Vale lembrar que naquela época não existia o SUS e o falado INPS era só pra quem tinha carteira registrada, outra alternativa seria pelo então Sindicato Rural da cidade visto que era contribuinte do FUNRURAL porem não foi possível marcara uma consulta pois a entidade estava sem profissional médico para o atendimento, assim, apesar do preço da Consulta com o tal medico ser um pouco salgado para os padrões do sertanejo da época, ele não teve outro jeito senão dispor do dinheiro para tentar resolver o seu problema de saúde.

Relatou-me o rude sertanejo que doutor o examinou cuidadosamente e balançou a cabeça negativamente dizendo que o caso era gravíssimo, estava com um Câncer no estomago e necessitava ser internado no hospital numa cidade maior para numa cirurgia tentar amenizar o problema. Perguntando quanto tempo que levaria para restabelecer a saúde, disse sentir faltar lhes os chão aos seus pés quando o medico informou friamente que não tinha cura, estava desenganado pela medicina e o que ele podia fazer era receitar algumas injeções para diminuir a dor.

Diante de tal constatação, o homem se recusou ser internado e optou pelas injeções e assim voltou para casa trazendo as ditas cujas injeções de Dolantina para serem aplicadas quando tivesse dor. A principio aplicava-se uma injeção a cada três ou quatro dias porem, os intervalos foram diminuindo ao mesmo tempo em que as crises de dor foram tornando cada vez mais freqüentes e intensas, a ponto de praticamente a injeção não fazerem mais efeito algum e foi numa tarde destas que sua filha mais nova apareceu correndo lá em casa dizendo que o pai estava com muita dor e me chamava. Deixei imediatamente o que estava fazendo e me dirigi para lá, ao chegar, encontrei o homem desesperado, sentado na cama, gemendo de dor, fui preparar para aplicar mais uma injeção, ele porem me retrucou:

___ Agora não!

Parei e me voltando para ele ouvi dizendo entre gemidos:

___ Sei que você reza terço, agora quero que você reze um terço para meu anjo da guarda.

A esposa, que estava apavorada vendo o marido naquela situação, e que diga-se de passagem, viviam como cão e gato, situação que se agravou ainda mais com a doença, tão acética quanto ele, retrucou

___ Que terço esse, homem! Não esta podendo nem ficar sentado! Isso vai lá adiantar alguma coisa!

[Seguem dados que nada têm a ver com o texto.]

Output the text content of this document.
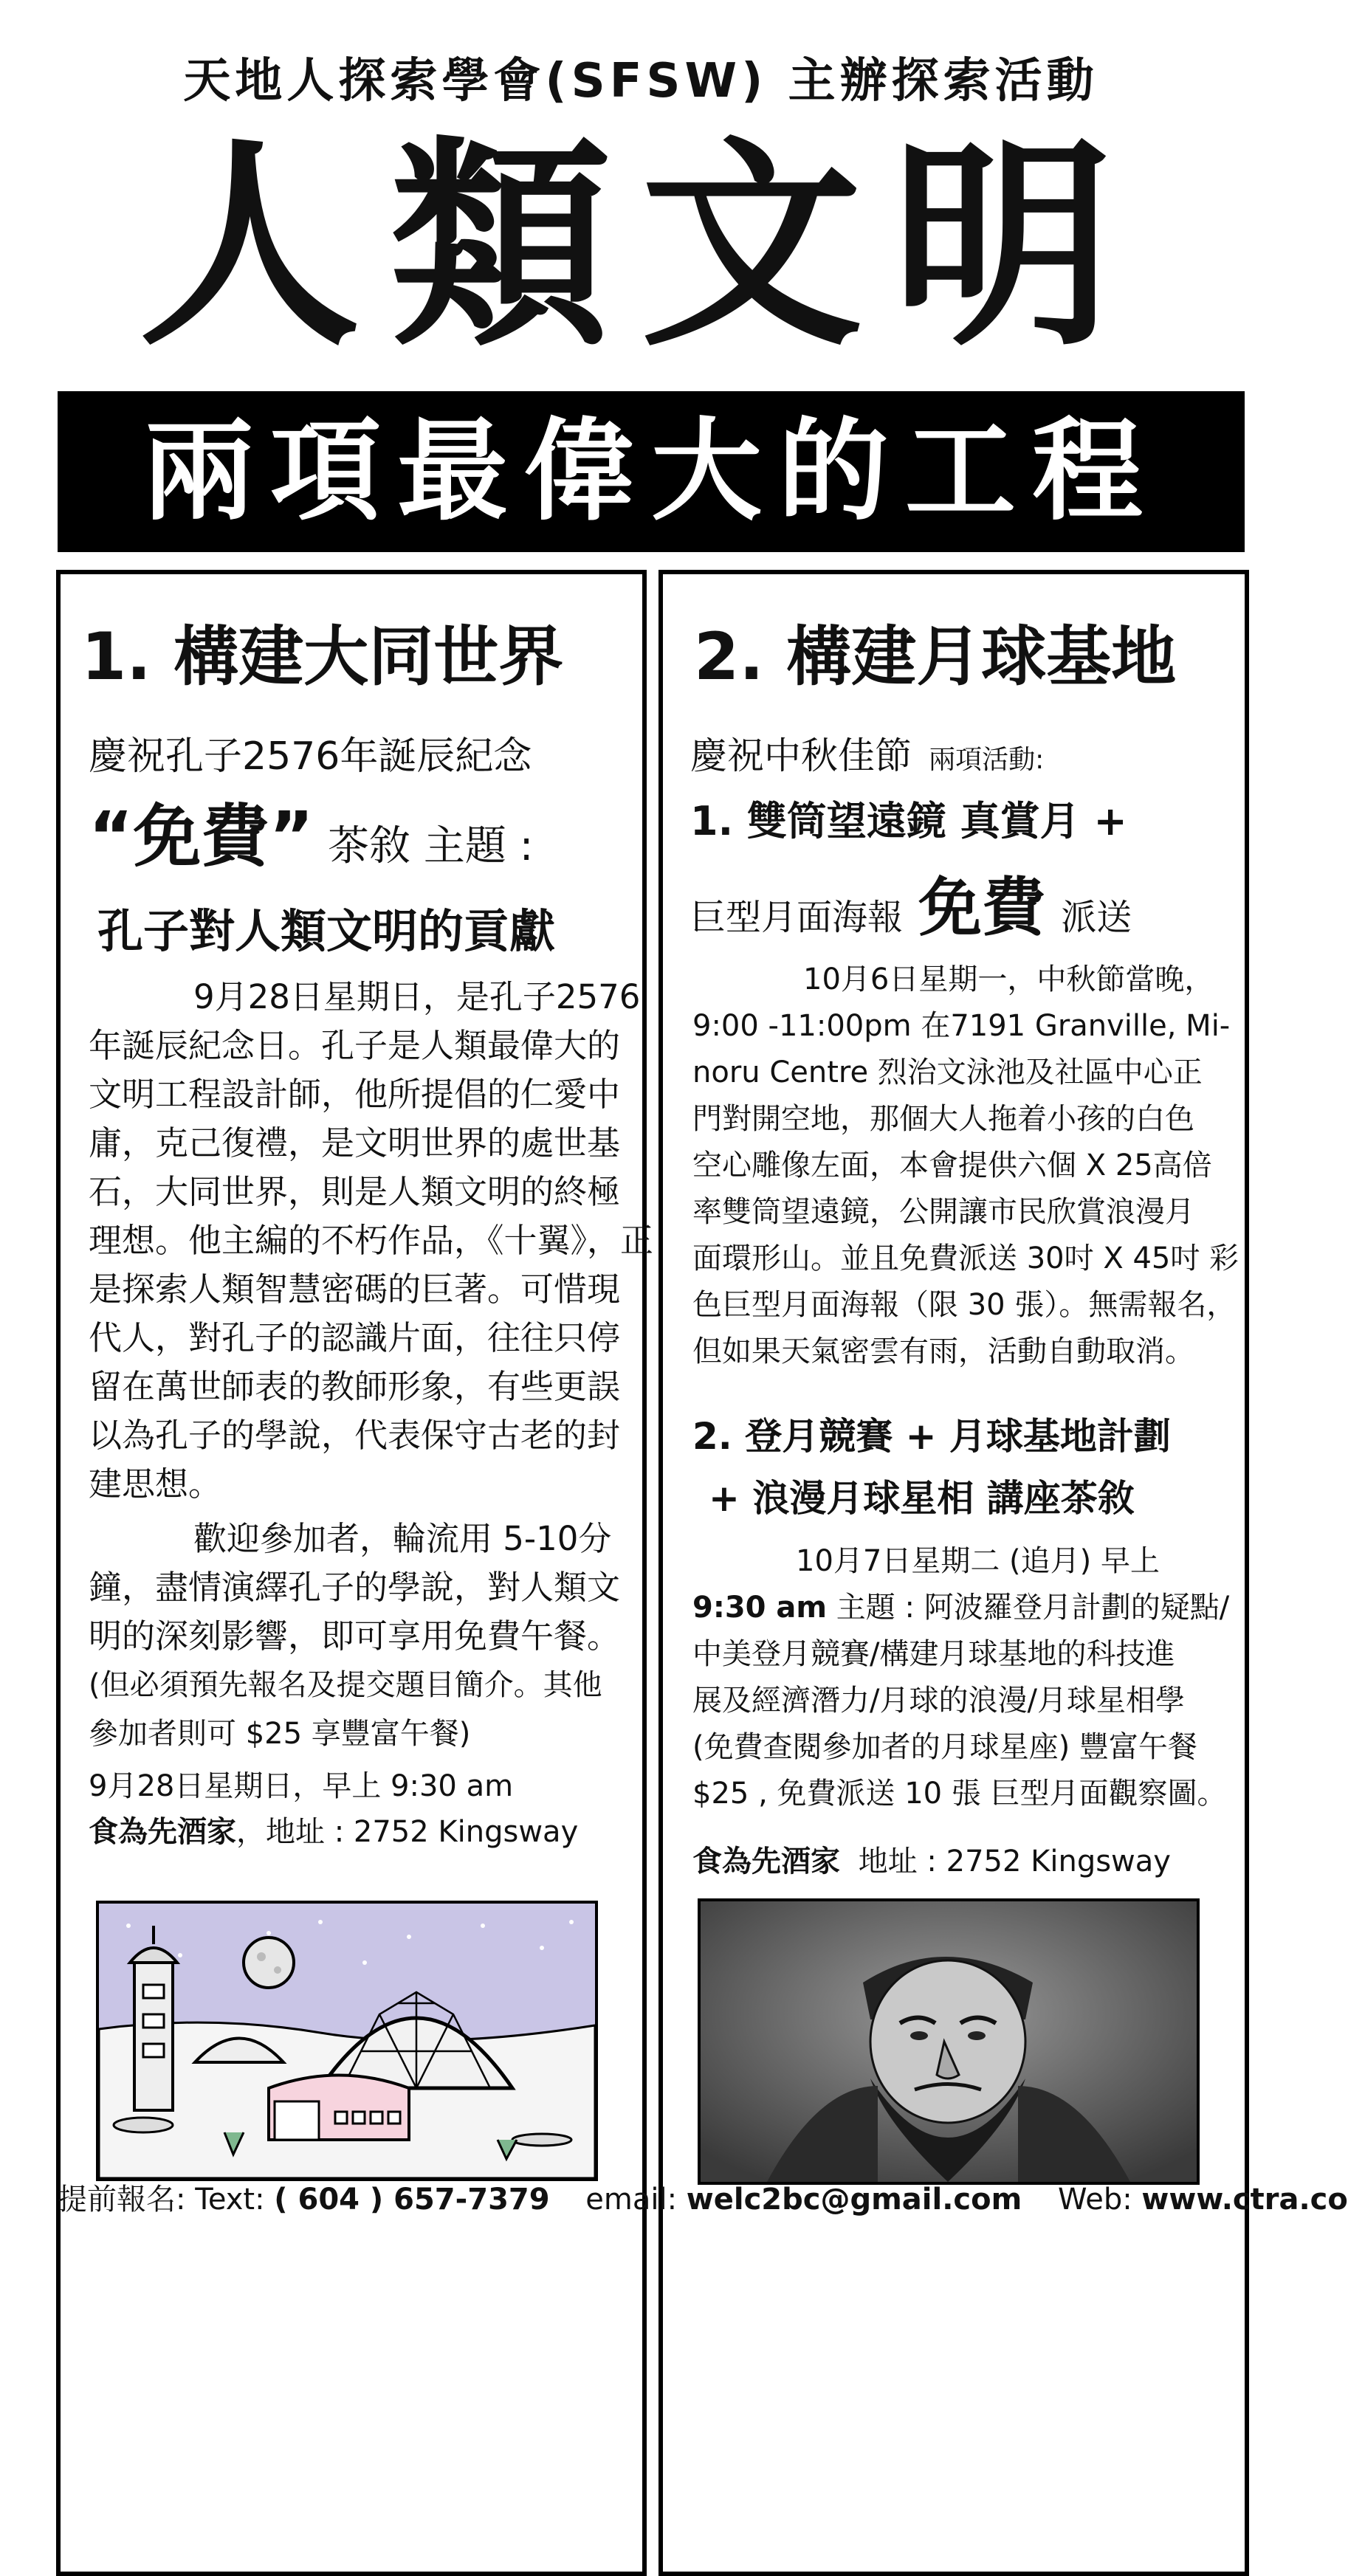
天地人探索學會(SFSW) 主辦探索活動
人類文明
兩項最偉大的工程
1. 構建大同世界
慶祝孔子2576年誕辰紀念
“免費” 茶敘 主題 :
孔子對人類文明的貢獻
9月28日星期日，是孔子2576
年誕辰紀念日。孔子是人類最偉大的
文明工程設計師，他所提倡的仁愛中
庸，克己復禮，是文明世界的處世基
石，大同世界，則是人類文明的終極
理想。他主編的不朽作品，《十翼》，正
是探索人類智慧密碼的巨著。可惜現
代人，對孔子的認識片面，往往只停
留在萬世師表的教師形象，有些更誤
以為孔子的學說，代表保守古老的封
建思想。
歡迎參加者，輪流用 5-10分
鐘，盡情演繹孔子的學說，對人類文
明的深刻影響，即可享用免費午餐。
(但必須預先報名及提交題目簡介。其他
參加者則可 $25 享豐富午餐)
9月28日星期日，早上 9:30 am
食為先酒家，地址 : 2752 Kingsway
2. 構建月球基地
慶祝中秋佳節 兩項活動:
1. 雙筒望遠鏡 真賞月 +
巨型月面海報 免費 派送
10月6日星期一，中秋節當晚，
9:00 -11:00pm 在7191 Granville, Mi-
noru Centre 烈治文泳池及社區中心正
門對開空地，那個大人拖着小孩的白色
空心雕像左面，本會提供六個 X 25高倍
率雙筒望遠鏡，公開讓市民欣賞浪漫月
面環形山。並且免費派送 30吋 X 45吋 彩
色巨型月面海報（限 30 張）。無需報名，
但如果天氣密雲有雨，活動自動取消。
2. 登月競賽 + 月球基地計劃
+ 浪漫月球星相 講座茶敘
10月7日星期二 (追月) 早上
9:30 am 主題 : 阿波羅登月計劃的疑點/
中美登月競賽/構建月球基地的科技進
展及經濟潛力/月球的浪漫/月球星相學
(免費查閱參加者的月球星座) 豐富午餐
$25 , 免費派送 10 張 巨型月面觀察圖。
食為先酒家 地址 : 2752 Kingsway
提前報名: Text: ( 604 ) 657-7379 email: welc2bc@gmail.com Web: www.ctra.co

Ele manteve sereno como nunca o a havia visto, se voltou para a mulher e disse numa voz suave

___ Mulher, nós nunca deixamos Deus entrar em nossa casa, é preciso que abramos as portas de nossa casa para Ele.

Percebendo que aquele questionamento ia longe, procurei tomar conta da situação pois apesar de ser ainda jovem era muito bem acolhido por todos da casa e respeitado em minhas decisões e mesmo com o protesto da esposa eu disse:

___ Muito bem, se é o terço que o seu coração pede, é o terço que vamos rezar.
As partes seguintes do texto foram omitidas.